The development of high-intensity short-pulse lasers in the petawatt regime offers the possibility to design new compact accelerator schemes by utilizing high-density targets to generate proton beams with multiple 10 MeV energy per nucleon. The optimization of the acceleration process calls for a comprehensive exploration of the plasma dynamics involved, for example via spatially and temporally resolved optical probing. Experimental results can then be compared to numerical particle-in-cell simulations, which is particularly well suited in the case of cryogenic hydrogen jet targets [1]. However, strong plasma self-emission and conversion of the plasma’s drive laser wavelength into its harmonics often masks the interaction region and interferes with the data analysis. Recently, the development of a stand-alone and synchronizable probe laser system for off-harmonic probing at the DRACO laser at the Helmholtz-Zentrum Dresden – Rossendorf showed promising performance [2]. Here, we present an updated stand-alone probe laser system applying a compact CPA system based on a synchronized fs mode-locked oscillator (Light Conversion) operating at 1030 nm, far off the plasma’s drive laser wavelength of 800 nm. A chirped volume Bragg grating (Optigrate Corp) is used as a hybrid stretcher and compressor unit.
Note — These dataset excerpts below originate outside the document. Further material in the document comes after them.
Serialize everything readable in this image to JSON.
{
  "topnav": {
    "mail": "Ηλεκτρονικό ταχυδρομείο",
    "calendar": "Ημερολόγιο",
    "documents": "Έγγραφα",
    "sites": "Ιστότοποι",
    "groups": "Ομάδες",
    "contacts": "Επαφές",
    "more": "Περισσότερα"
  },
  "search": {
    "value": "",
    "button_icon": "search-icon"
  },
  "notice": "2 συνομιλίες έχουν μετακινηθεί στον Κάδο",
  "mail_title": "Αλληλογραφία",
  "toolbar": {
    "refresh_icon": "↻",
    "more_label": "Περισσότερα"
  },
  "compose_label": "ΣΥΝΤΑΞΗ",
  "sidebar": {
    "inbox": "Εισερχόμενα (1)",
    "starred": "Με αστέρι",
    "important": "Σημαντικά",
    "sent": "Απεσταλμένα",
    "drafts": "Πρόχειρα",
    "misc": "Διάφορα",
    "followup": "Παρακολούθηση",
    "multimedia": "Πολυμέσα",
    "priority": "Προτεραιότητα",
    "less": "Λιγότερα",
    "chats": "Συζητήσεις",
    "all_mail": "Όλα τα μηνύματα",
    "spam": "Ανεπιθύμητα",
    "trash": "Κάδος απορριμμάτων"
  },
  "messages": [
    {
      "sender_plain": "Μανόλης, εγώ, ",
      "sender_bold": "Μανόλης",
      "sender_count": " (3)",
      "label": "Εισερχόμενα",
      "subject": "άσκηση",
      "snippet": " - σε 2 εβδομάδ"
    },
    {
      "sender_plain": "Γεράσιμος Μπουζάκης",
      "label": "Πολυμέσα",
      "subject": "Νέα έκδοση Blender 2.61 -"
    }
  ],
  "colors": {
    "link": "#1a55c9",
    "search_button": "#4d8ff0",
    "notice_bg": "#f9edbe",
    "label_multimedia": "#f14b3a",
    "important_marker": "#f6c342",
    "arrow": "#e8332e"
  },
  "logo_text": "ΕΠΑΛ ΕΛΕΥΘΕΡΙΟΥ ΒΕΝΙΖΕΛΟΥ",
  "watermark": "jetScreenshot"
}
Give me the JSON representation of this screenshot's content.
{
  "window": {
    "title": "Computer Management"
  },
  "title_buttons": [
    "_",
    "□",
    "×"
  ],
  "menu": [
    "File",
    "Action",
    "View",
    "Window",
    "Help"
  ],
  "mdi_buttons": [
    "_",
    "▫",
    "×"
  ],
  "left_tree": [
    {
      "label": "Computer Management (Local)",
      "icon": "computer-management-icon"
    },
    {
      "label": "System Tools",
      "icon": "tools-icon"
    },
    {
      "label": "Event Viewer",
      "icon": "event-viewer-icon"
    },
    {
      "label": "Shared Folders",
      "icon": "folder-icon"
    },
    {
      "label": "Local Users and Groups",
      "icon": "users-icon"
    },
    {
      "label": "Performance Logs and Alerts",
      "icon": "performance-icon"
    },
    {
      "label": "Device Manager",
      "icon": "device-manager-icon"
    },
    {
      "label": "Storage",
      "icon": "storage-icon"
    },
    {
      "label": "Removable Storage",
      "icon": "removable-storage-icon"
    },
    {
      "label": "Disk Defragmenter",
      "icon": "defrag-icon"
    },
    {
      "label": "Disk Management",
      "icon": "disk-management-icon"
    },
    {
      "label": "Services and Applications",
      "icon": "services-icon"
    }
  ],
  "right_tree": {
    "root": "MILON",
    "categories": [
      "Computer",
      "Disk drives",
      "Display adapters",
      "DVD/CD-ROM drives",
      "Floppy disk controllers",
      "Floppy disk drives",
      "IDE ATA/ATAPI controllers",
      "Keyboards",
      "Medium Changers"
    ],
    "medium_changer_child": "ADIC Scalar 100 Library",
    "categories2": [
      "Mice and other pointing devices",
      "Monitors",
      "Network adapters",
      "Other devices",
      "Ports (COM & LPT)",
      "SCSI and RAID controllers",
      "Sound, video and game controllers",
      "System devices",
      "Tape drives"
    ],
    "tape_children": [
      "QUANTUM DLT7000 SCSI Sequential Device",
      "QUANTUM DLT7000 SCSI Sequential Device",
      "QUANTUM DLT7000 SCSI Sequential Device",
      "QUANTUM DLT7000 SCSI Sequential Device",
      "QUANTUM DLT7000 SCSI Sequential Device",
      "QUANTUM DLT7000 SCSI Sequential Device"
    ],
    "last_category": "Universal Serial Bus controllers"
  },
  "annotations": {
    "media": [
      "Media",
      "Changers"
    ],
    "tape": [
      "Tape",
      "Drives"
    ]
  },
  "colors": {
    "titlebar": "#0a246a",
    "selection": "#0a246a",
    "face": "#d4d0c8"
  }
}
The subsequent diode pumped regenerative Yb:CaF2 laser amplifier includes a spectral shaping element and chirped mirrors for GDD compensation. The system delivers 160 fs pulses with a maximum energy of 0.9 mJ and thus extends the recent developments [3] into the sub 200 fs region. Additionally, we present recent experimental results deploying the upgraded probe laser system and its harmonics in an experiment dedicated to laser-proton acceleration from a renewable cryogenic hydrogen jet at the DRACO laser.